Race Driver Grid impressionne au premier tour de piste, avec un habillage graphique et des sensations de jeu au rendez-vous. L’accélérateur au planché, le démarrage se fait dans des volutes de fumée venant brouiller la vision du joueur, les pneus crises et c’est l’envolée du bolide. Il ne reste plus qu’à se défaire d’adversaires collants qui n’hésitent pas à vous envoyer dans le décor. Premier constat, le jeu est très orienté arcade, semblable à un Ridge Racer dans le pilotage -avec des dérapages moins systématiques-. On ne se soucie guère des trajectoires et du freinage. Le tout est très instinctif et rapide de prise en main. Des différences de conduites sont à noter suivant le bolide sélectionné, mais il s’agira toujours d’une question de direction plus ou moins sensible, à laquelle on s’adapte vite.

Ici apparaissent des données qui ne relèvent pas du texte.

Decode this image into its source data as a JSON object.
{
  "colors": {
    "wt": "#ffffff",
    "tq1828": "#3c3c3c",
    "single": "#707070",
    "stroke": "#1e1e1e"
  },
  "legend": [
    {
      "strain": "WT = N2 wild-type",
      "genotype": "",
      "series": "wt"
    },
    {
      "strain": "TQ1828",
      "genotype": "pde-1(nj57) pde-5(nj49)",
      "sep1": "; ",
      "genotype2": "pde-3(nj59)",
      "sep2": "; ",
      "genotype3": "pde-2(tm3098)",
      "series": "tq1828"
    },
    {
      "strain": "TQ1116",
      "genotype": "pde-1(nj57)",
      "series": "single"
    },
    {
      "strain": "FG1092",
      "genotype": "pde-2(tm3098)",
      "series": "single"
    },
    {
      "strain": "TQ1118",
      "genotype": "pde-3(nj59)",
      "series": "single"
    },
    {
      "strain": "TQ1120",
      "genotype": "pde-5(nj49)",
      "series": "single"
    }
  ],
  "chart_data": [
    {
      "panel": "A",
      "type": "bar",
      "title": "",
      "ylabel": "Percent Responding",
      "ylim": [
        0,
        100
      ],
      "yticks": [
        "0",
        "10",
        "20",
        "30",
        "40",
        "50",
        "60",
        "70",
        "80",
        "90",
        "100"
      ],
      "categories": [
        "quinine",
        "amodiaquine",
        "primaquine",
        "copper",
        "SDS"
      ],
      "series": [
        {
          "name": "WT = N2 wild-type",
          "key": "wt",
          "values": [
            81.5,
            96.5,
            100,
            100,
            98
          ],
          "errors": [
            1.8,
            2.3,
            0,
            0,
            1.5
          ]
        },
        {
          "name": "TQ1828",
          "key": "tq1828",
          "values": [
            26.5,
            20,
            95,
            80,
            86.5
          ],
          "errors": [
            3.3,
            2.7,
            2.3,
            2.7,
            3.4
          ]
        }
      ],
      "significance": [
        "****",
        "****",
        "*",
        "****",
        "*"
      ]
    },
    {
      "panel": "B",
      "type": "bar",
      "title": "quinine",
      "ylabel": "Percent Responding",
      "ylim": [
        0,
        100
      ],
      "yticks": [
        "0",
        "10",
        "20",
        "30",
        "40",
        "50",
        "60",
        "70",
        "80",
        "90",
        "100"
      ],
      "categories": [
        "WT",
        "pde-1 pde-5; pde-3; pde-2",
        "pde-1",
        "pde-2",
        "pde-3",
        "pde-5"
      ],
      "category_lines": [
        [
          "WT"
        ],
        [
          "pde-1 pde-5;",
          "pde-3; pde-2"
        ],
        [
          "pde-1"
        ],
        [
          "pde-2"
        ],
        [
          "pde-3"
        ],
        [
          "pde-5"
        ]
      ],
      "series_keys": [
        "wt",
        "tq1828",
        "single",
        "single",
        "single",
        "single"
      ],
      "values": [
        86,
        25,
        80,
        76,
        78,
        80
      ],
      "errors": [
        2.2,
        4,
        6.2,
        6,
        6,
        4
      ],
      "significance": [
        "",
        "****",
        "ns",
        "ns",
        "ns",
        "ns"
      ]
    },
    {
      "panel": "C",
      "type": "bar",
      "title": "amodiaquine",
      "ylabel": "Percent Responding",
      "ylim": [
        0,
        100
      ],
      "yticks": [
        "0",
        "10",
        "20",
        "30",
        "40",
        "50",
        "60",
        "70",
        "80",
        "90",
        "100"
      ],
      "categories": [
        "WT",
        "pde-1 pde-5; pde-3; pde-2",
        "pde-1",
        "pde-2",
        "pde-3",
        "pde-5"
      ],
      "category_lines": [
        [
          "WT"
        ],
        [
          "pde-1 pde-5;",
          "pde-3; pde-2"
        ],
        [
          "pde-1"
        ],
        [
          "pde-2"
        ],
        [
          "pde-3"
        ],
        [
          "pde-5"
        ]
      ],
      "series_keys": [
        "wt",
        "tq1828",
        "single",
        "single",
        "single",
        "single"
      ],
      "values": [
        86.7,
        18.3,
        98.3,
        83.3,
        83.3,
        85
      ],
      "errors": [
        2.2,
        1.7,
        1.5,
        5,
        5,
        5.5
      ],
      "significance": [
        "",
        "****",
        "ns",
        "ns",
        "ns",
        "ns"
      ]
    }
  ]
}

Rapidement la voix nous servant de mentor dans le choix des courses nous propose d’augmenter la difficulté en désactivant les multiples aides au pilotage. Le comportement des véhicules dépend en effet des quelques réglages préalables que l’on effectue avant la course. Si on désactive le freinage, la direction assistée, ainsi que le contrôle des trajectoires, la conduite ne laisse que peu de place à l’approximation. Celle-ci doit être plus souple et les prises de virage dosées avec plus de minutie. Le titre prend alors un côté simulation, sans toutefois se rapprocher d’un Gran Turismo 5 prologue et son extrême précision.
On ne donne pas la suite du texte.